Le Piccole Figlie di San Giuseppe festeggiano 25 anni di presenza in Georgia, il piccolo Paese del Caucaso frontiera di culture, tradizioni, fedi. Abbiamo sentito le protagoniste di questa avventura, che hanno raggiunto Kutaisi 25 anni fa e ancora sono là: suor Annamaria Crivellari e suor Loredana Monetti. Suor Crivellari, originaria di Padova, compirà 70 anni lunedì 29 novembre, ha professato i voti religiosi nel 1975 ed è in Georgia dal 1996.

– Suor Annamaria, cosa si sente di dire dopo 25 anni?
«Dopo 25 anni dal nostro arrivo in Georgia, dico semplicemente grazie! Grazie al Signore per questa chiamata che non aspettavo ma che è arrivata con grande gioia da parte mia. La mia vocazione ha trovato incarnazione in questo bel Paese, in questo bel popolo che ha radici profonde e una storia grande. Un piccolo popolo che ha una forte esperienza anche di lotte e di martirio. Siamo state chiamate in questa realtà come Piccole Figlie di San Giuseppe, e qui posso dire che troviamo il modo di esplicitare il carisma del nostro fondatore, il beato Giuseppe Baldo. Lui era un prete non per sé ma per gli altri, e voleva che le sue suore vivessero in semplicità e in atteggiamento di compassione. In Georgia troviamo un ambito molto positivo per noi: il nostro compito non è di convertire ma di servire, e con questo atteggiamento si sono aperte diverse possibilità di servizio».

– Quali?
«Siamo a disposizione per il servizio della fede nelle comunità, diamo attenzione a chi incontriamo, a chi abbiamo vicino… e anche lontano. Siamo impegnate nelle varie comunità cattoliche nella parte occidentale della Georgia, che va da Kutaisi al mare, Batumi. Abbiamo compiti nell’educazione e nella formazione delle persone che ruotano attorno alle nostre attività a Kutaisi.

– Lei, suor Annamaria, di cosa si occupa in modo particolare?
«Mi occupo della famiglia e della donna. La famiglia intesa come nucleo: papà, mamma e bambini. Con l’associazione Iner Georgia offriamo servizi a favore della vita dal concepimento fino a tre anni e più avanti se ce n’è bisogno. Impegnarsi per la famiglia in Georgia significa affrontare le sfide di oggi, la povertà, la situazione precaria nella quale vivono molte persone, e poi la situazione politica in continua evoluzione, la disoccupazione che è un altro grosso problema. Cerchiamo di accompagnare la gente in queste sofferenze. Nostro compito è dare speranza, lenire le ferite, stare vicino, fare tutto quello che possiamo». 

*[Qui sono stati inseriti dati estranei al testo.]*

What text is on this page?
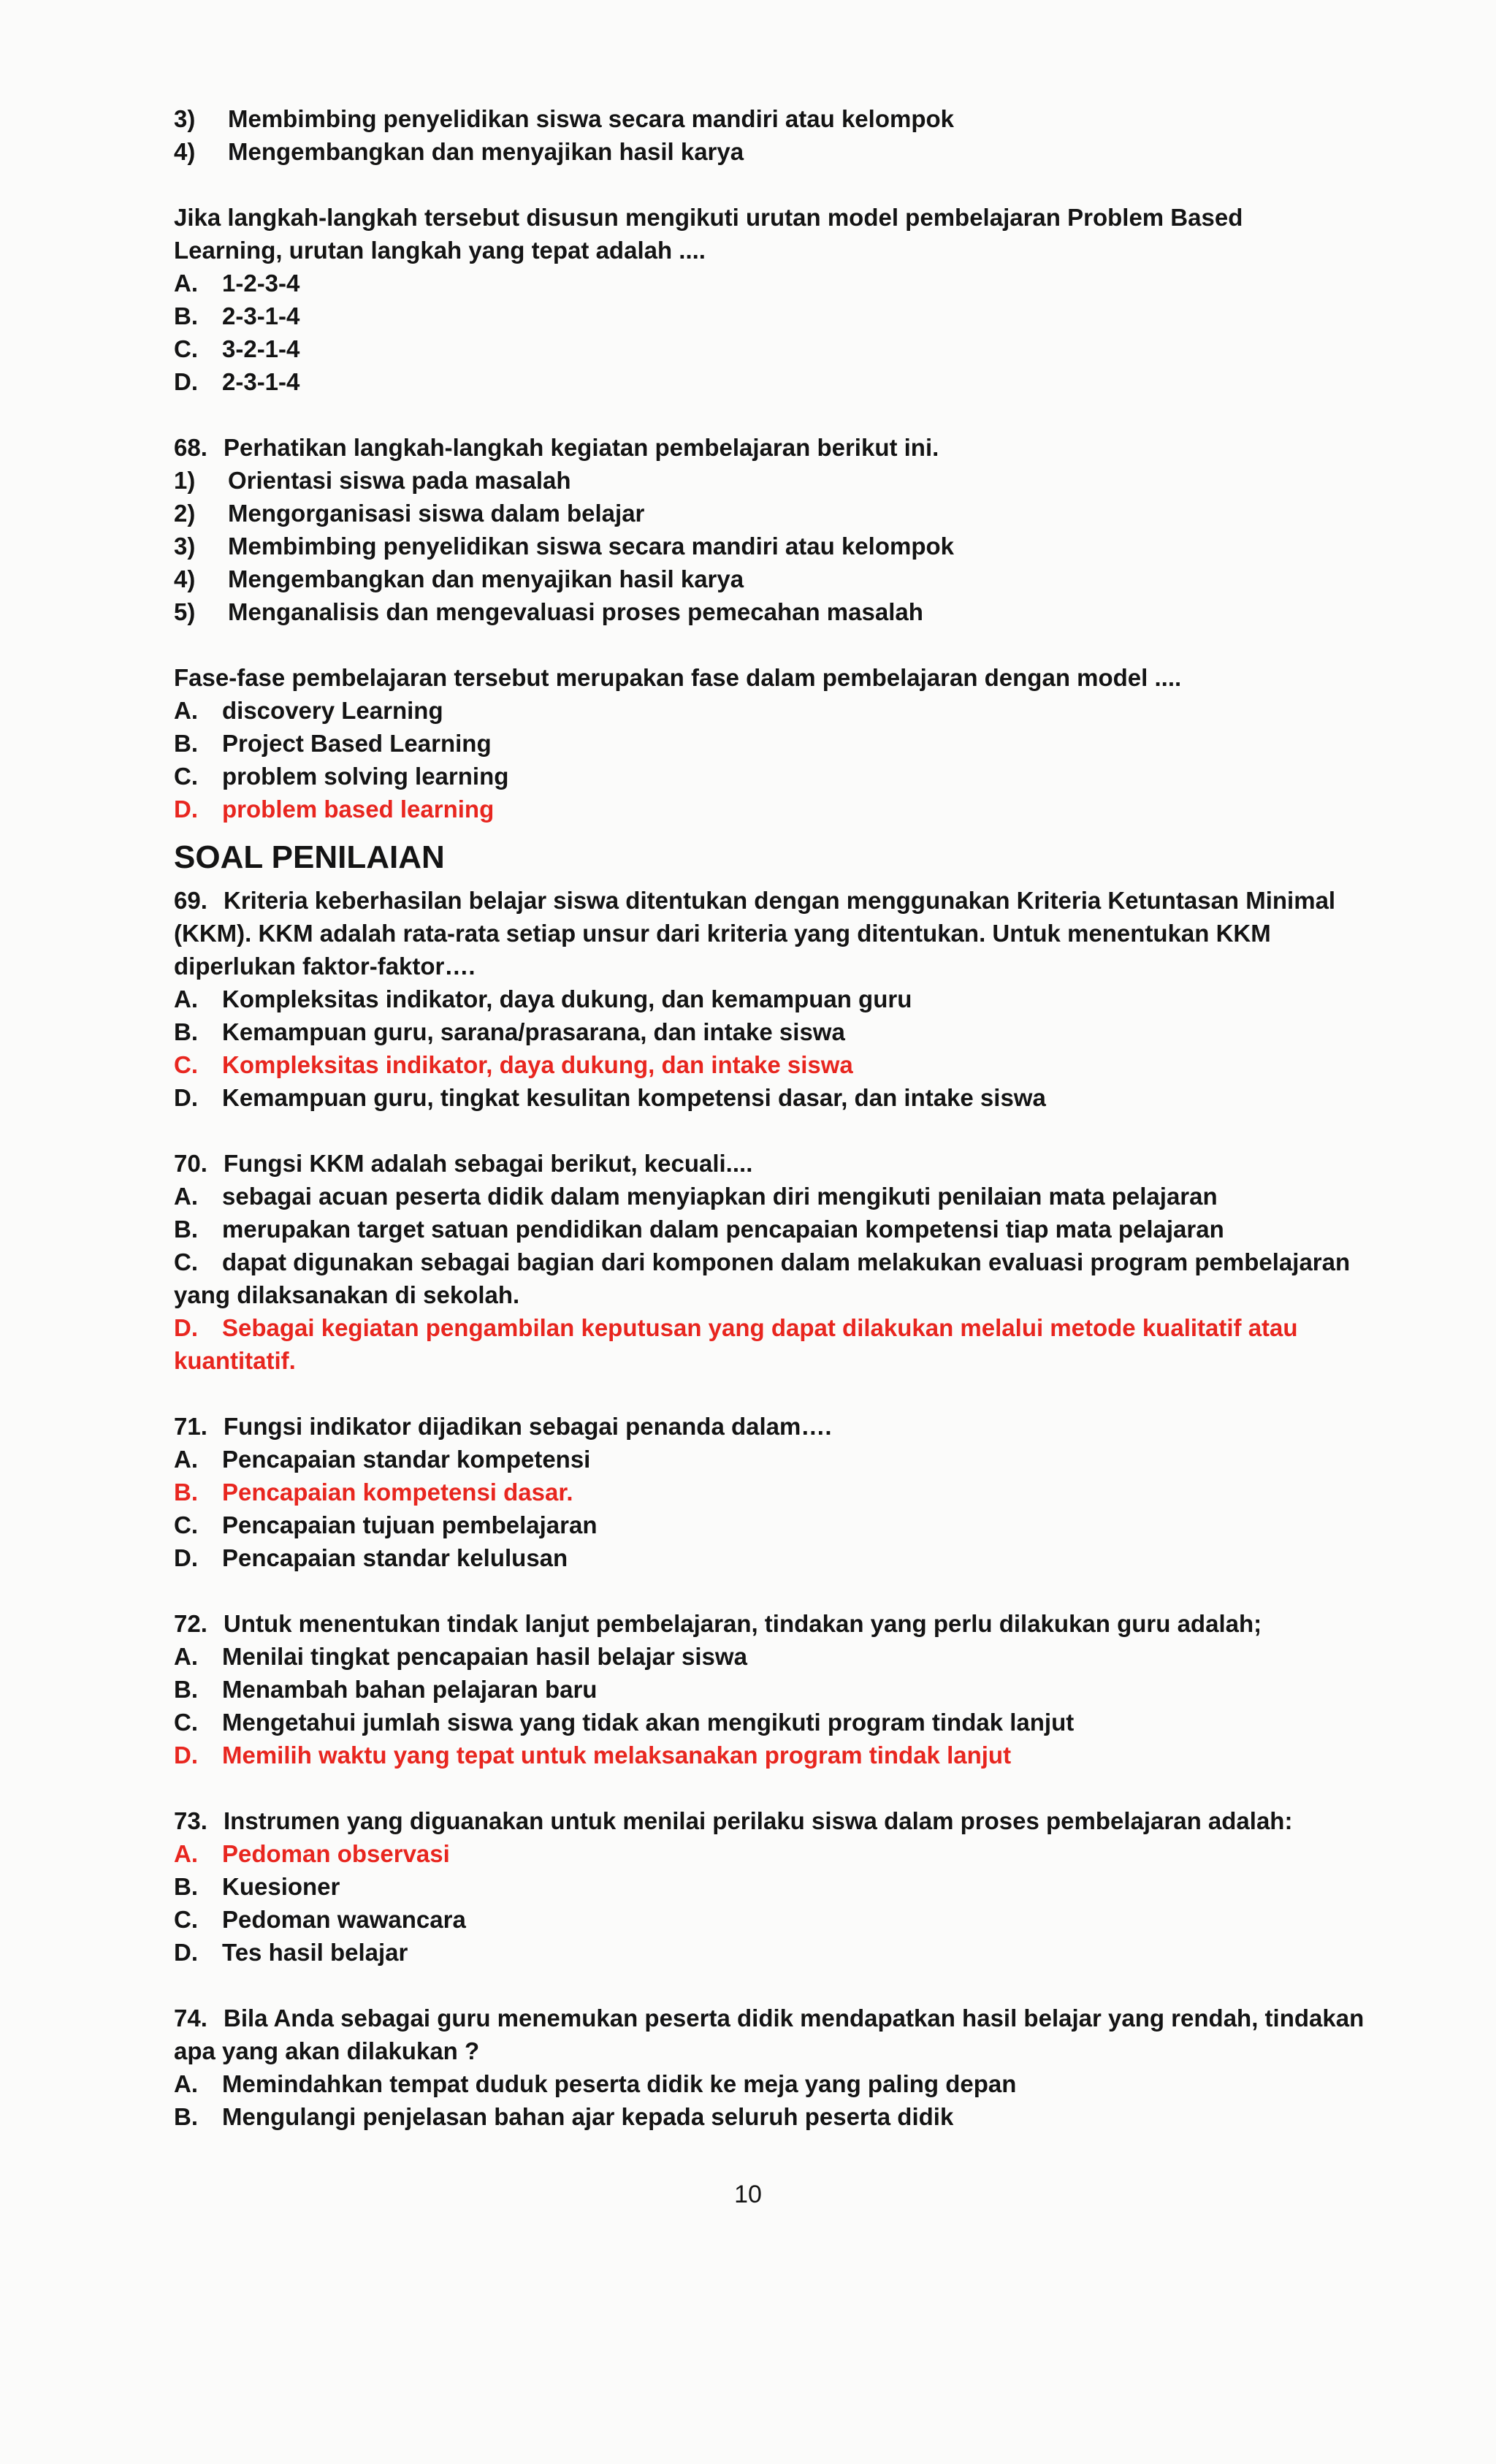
3)	Membimbing penyelidikan siswa secara mandiri atau kelompok
4)	Mengembangkan dan menyajikan hasil karya
Jika langkah-langkah tersebut disusun mengikuti urutan model pembelajaran Problem Based Learning, urutan langkah yang tepat adalah ....
A.	1-2-3-4
B.	2-3-1-4
C.	3-2-1-4
D.	2-3-1-4
68. Perhatikan langkah-langkah kegiatan pembelajaran berikut ini.
1)	Orientasi siswa pada masalah
2)	Mengorganisasi siswa dalam belajar
3)	Membimbing penyelidikan siswa secara mandiri atau kelompok
4)	Mengembangkan dan menyajikan hasil karya
5)	Menganalisis dan mengevaluasi proses pemecahan masalah
Fase-fase pembelajaran tersebut merupakan fase dalam pembelajaran dengan model ....
A.	discovery Learning
B.	Project Based Learning
C.	problem solving learning
D.	problem based learning
SOAL PENILAIAN
69. Kriteria keberhasilan belajar siswa ditentukan dengan menggunakan Kriteria Ketuntasan Minimal
(KKM). KKM adalah rata-rata setiap unsur dari kriteria yang ditentukan. Untuk menentukan KKM diperlukan faktor-faktor….
A.	Kompleksitas indikator, daya dukung, dan kemampuan guru
B.	Kemampuan guru, sarana/prasarana, dan intake siswa
C.	Kompleksitas indikator, daya dukung, dan intake siswa
D.	Kemampuan guru, tingkat kesulitan kompetensi dasar, dan intake siswa
70. Fungsi KKM adalah sebagai berikut, kecuali....
A.	sebagai acuan peserta didik dalam menyiapkan diri mengikuti penilaian mata pelajaran
B.	merupakan target satuan pendidikan dalam pencapaian kompetensi tiap mata pelajaran
C.	dapat digunakan sebagai bagian dari komponen dalam melakukan evaluasi program pembelajaran
yang dilaksanakan di sekolah.
D.	Sebagai kegiatan pengambilan keputusan yang dapat dilakukan melalui metode kualitatif atau
kuantitatif.
71. Fungsi indikator dijadikan sebagai penanda dalam….
A.	Pencapaian standar kompetensi
B.	Pencapaian kompetensi dasar.
C.	Pencapaian tujuan pembelajaran
D.	Pencapaian standar kelulusan
72. Untuk menentukan tindak lanjut pembelajaran, tindakan yang perlu dilakukan guru adalah;
A.	Menilai tingkat pencapaian hasil belajar siswa
B.	Menambah bahan pelajaran baru
C.	Mengetahui jumlah siswa yang tidak akan mengikuti program tindak lanjut
D.	Memilih waktu yang tepat untuk melaksanakan program tindak lanjut
73. Instrumen yang diguanakan untuk menilai perilaku siswa dalam proses pembelajaran adalah:
A.	Pedoman observasi
B.	Kuesioner
C.	Pedoman wawancara
D.	Tes hasil belajar
74. Bila Anda sebagai guru menemukan peserta didik mendapatkan hasil belajar yang rendah, tindakan
apa yang akan dilakukan ?
A.	Memindahkan tempat duduk peserta didik ke meja yang paling depan
B.	Mengulangi penjelasan bahan ajar kepada seluruh peserta didik
10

– E la visita alle comunità, cosa vi riserva?
«Nelle comunità la visita è spesso accompagnata dalla gioia. È un giorno atteso perché con noi viene un sacerdote stimmatino, si celebra la Messa e prima si fa una comunicazione dei fatti avvenuti nel frattempo, dall’ultimo incontro vissuto assieme. C’è attesa: la visita è preparata sia da parte nostra che andiamo, sia da parte della comunità che accoglie. È l’incontro con Dio nell’Eucaristia a fare la differenza, e poi certamente il contatto fraterno che si instaura».

– Un suo impegno particolare consiste nel seguire le famiglie...
«Io come religiosa vado a Dio direttamente attraverso la preghiera, la vita comunitaria, la mia vita di consacrazione. E con Dio vado ai fratelli. Invece nella famiglia marito, moglie e figli si trovano tra di loro e Dio è presente in loro. Dalla loro unione possono trovare Dio. Queste due direzioni – il mio trovare Dio e andare ai fratelli e il loro trovare i fratelli e andare a Dio – si compenetrano e si alimentano a vicenda nelle due vocazioni. È un modo bello per me di vivere la mia vita religiosa e spero che lo sia anche per le famiglie, che incontrano la vita religiosa in maniera diversa».
– Com’è la situazione della donna in Georgia?
«Le ragazze in Giorgia tra i 18 e i 23 anni si sposano e hanno figli. A volte la loro esistenza è un po’ sacrificata in questi binari di vita; una giovane dovrebbe vivere più a lungo la sua giovinezza e scegliere come potersi realizzare. Per la tradizione georgiana la donna è sposa e madre e le ragazze sono succubi di questa tradizione. Attraverso l’educazione e la formazione delle giovani (che è parte del nostro impegno) aiutiamo le ragazze a capire che devono sentirsi più libere di scegliersi il loro futuro. In Georgia si brinda spesso, durante i pranzi, per le donne: il brindisi vero si ha quando si rispetta la dignità delle donne in tutte le sue forme, dando l’opportunità di vivere anche una vocazione diversa che non sia quella del matrimonio».